Type 1 AIT: nodular thyroid or diffuse goiter greater than 15 g or positive TSH receptor antibody titer; with normal/increased thyroid vascularity on CFDS or 24-hour radioactive iodine uptake greater than 8%.
2.

Type 2 AIT: normal thyroid or small diffuse goiter less than 15 g; with negative TSH receptor antibody titer and low thyroid vascularity on ultrasound CFDS.
3.

Mixed: nodular thyroid or diffuse goiter greater than 15 g or positive antithyroid antibodies; with low thyroid vascularity on ultrasound CFDS.

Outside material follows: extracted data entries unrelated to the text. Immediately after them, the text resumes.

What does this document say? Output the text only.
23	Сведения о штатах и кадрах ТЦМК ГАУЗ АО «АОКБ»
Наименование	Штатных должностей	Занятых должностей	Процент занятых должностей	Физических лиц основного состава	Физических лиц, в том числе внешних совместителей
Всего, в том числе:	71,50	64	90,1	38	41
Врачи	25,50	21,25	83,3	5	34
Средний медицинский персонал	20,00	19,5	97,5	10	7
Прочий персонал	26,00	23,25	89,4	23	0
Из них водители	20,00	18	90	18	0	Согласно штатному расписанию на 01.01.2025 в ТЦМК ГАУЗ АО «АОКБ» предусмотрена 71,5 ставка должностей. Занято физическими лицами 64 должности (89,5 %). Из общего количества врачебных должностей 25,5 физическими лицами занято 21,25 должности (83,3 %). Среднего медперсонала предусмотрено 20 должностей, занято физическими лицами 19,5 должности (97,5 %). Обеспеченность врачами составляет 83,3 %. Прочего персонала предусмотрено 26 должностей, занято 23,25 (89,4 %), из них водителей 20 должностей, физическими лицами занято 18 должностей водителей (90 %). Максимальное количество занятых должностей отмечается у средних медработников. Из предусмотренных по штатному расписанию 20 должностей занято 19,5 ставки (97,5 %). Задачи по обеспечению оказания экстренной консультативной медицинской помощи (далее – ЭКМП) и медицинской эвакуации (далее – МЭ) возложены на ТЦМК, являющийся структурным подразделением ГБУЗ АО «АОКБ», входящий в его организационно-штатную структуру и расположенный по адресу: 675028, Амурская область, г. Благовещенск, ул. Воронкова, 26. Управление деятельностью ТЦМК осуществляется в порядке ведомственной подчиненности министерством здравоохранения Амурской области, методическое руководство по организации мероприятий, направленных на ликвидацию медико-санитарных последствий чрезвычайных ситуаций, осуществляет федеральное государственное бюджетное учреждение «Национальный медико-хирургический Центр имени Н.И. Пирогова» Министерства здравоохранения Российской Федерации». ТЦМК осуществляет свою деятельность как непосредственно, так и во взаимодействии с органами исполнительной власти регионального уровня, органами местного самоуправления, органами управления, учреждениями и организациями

From the clinical standpoint, AIT can develop at any time during or even after the discontinuation of amiodarone because of the large deposits of this lipophilic medication in the adipose tissues, which explains its long half-life. Following prospectively 200 AIT patients, Tomisti et al. showed that type 1 AIT cases demonstrated significantly higher thyroid hormone levels and an earlier average onset of disease after amiodarone initiation as compared with type 2 (average of 3.5 months versus 30 months); hence higher severity and earlier onset of thyrotoxicosis may be used as additional criteria to subtype AIT as type 1.

Approach to Management

There is a degree of divergence between the experts regarding the importance of identifying the type of AIT ( Table 2.1 ) in order to guide its management. This is because the data on this issue are mixed, with some studies clearly supporting its role and others demonstrating that initial therapy choice and the subsequent response to it are not altered by the type of AIT. The 2016 ATA Guidelines for Diagnosis and Management of Hyperthyroidism and Other Causes of Thyrotoxicosis argue that as the pathogenesis of AIT is not fully understood, the classic division of AIT into two subtypes likely represents an oversimplification. They argue that many patients have mixed AIT forms, patients classified as type 1 or 2 often fail to respond to the subtype directed therapy, and, lastly, that some cases of type 2 AIT respond to measures not typically useful in destructive thyroiditis, such as perchlorate and oral cholecystographic agents. It is probably for this reason that several recent series did not attempt to classify the AIT subtypes. ^, ^, On the other hand, the European Thyroid Association (ETA) Guidelines for the Management of Amiodarone-Associated Thyroid Dysfunction propose that investigations should be performed to distinguish the subtype of AIT as best as possible so as to guide initial therapy. We consider it useful to utilize the clinical data and diagnostic tests for the purpose of AIT subclassification and subsequent therapy selection. Additionally, we emphasize the need for considering the preexistent cardiovascular comorbidities along with the severity of thyrotoxicosis in choosing the appropriate therapy for the patient. This therapy is then modified based on initial response ( Fig. 2.1 ). Thus, in our practice, we recommend that patients who are stable from a cardiovascular standpoint, and have definitive evidence supporting a distinct subtype of overt AIT, may be tried on appropriate monotherapy, either antithyroid drug (thionamide) or glucocorticoid ( Fig. 2.1 ). Because AIT, especially mixed and type 1, may present with severe thyrotoxicosis or thyroid storm, special consideration should be given to the intensity of antithyroid therapy and the necessary systemic support measures (discussed in Chapter 1, “Thyroid Storm: Acute Thyrotoxicosis”). However, the management of thyroid storm associated with AIT as compared with other causes of thyrotoxicosis is slightly different due to the lack of efficacy of iodine-based therapies.